N.W. 23rd explosion leaves mark on Lincoln

The roof of the bagel store was thrown across the street by the blast.

Though it would seem that the effects of an explosion contained to a street corner nearly a mile from the school would be minimal, it has impacted the Lincoln community in ways large and small.

The explosion occurred as many Lincoln students took the PSAT. Some sophomores, taking the test at the Tiffany Center, said they were interrupted by loud sirens as fire crews responded.

“I felt like I was on a roll, then [the trucks] came by and I totally lost my train of thought, so I was sitting there for two minutes and didn’t know what to write,” sophomore Grace Zilbert said.

Two Portland Police Officers were injured in the explosion, along with three firefighters and three civilians. The explosion, which took place on Oct. 19 around 9:30 a.m., destroyed Portland Bagelworks at Northwest 23rd Avenue and Gilsan Street and severely damaged several neighboring businesses.
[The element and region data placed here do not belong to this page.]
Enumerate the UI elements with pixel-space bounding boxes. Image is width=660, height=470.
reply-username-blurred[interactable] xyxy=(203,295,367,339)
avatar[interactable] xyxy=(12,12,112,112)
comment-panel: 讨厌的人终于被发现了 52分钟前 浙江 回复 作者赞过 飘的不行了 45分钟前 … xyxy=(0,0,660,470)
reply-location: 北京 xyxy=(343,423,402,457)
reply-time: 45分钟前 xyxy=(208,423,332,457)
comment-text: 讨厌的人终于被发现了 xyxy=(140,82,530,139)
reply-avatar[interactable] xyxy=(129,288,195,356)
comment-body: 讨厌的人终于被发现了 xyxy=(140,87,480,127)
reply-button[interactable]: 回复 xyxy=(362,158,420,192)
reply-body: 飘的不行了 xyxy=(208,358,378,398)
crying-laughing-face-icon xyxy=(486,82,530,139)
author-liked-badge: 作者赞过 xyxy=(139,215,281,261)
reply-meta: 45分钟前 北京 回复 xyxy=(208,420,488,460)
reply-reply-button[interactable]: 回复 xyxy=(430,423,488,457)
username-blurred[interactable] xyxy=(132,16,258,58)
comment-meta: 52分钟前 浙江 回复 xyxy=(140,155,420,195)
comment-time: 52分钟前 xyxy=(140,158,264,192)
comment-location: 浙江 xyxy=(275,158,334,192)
Lincoln School Resource Officer Thomas Stoffel says he is good friends with the officers injured in the blast. One of them, Officer Christopher Kulp, is a School Resource Officer at David Douglas High School.

Stoffel responded to the blast and helped set up the perimeter, evacuate Metropolitan Learning Center and direct in emergency vehicles. He called the scene “chaotic.”

The event was a reminder of the dangers emergency responders face every day.

“We are constantly going to calls where it works out, but it teaches us to always be ready for the worst case,” Stoffel said. There will be some training opportunities, as with most major incidents, he added.

Several students have personal connections to the explosion site.

When junior Rose Saltveit finished the PSAT, her “phone was full of vague texts saying [her] house was full of smoke and [her] dog was ok,” she said. She thought her house, three houses down from Bagelworks on Glisan, was on fire.

Fortunately, since buildings along Northwest 23rd received the brunt of the blast, the only damage to Saltveit’s house was “two broken windows, and the house shifted so the front door won’t open sometimes.” She could not return home that night, as the remains were still smoldering, and her power and gas were shut down for several days.

In the days following the explosion, she and her family had several concerns, including smoke, asbestos and the structural integrity of her home. “We were worried that our house had shifted of its foundation and would have to be condemned.”

In addition, the destruction of the buildings left an impact on her. “I walked by them on my way to school two hours before the explosion, and everything seemed normal, and suddenly they were gone,” she said.

Senior Kelsey Dunn was sitting in History of the Americas class when she heard there had been an explosion at 23rd and Glisan, and her thoughts immediately went to her favorite bagel store. “When I saw it was Bagelworks, I thought ‘How could this possibly have happened?’”

However, she said the event reminded her of good memories at the store, but she is afraid they will not rebuild it. The only other bagel store on 23rd is Spielman’s Bagels, on Lovejoy, which she said has no where near the selection of Bagelworks. “I don’t know where I’ll go for bagels. No other place compares.”  

Dunn also said it raised safety concerns for her, as it occurred in a place she frequented, and she has friends living close to the blast. “It was scary seeing the pictures,” she said.

Sophomore Julian Stark remembers going to the store all the time as a young child, when it was Noah’s Bagels. He stopped going there when it changed owners, so he says the loss of bagel availability doesn’t affect him, but the bigger impact was on the fun experiences he remembers having there. “The building is imprinted as a childhood memory for me, and now it’s gone.”

Kate Lambert, junior, lives just a few blocks from the explosion site and she said it affected her in several ways. Her home had no power until 2 a.m. that day, and her bus, Line 15, which is heavily ridden by Lincoln students, could not take its usual route until Oct 23.

She said the bus was meant to make stops at the same cross streets along N.W. 21st Avenue, but drivers did not always make those stops.

The event also made her think about changes on 23rd, a touristy shopping district in between tree-lined residential streets. Even in just the two years she has lived near 23rd, Lambert has seen what many locals have been complaining about: the increasing corporatization of 23rd, with large chains pushing out small, local businesses.

Construction work for a new Restoration Hardware, a national hardware store, caused the break in the gas line.

“It’s kind of metaphorical, we lost two more local businesses for a major corporation, not economically pushed out like usual, but physically,” Lambert said.

She hopes that the bagel store is not replaced by another large corporation.

In addition, the explosion made her more wary of the intense construction boom throughout the neighborhood. “I hope they’ll be more careful now.”

“It’s lucky, it easily could have had mass casualties,” she said. “It gives you the sense of anything can happen– you don’t think of that usually.”

Kayla Rae contributed reporting to this story.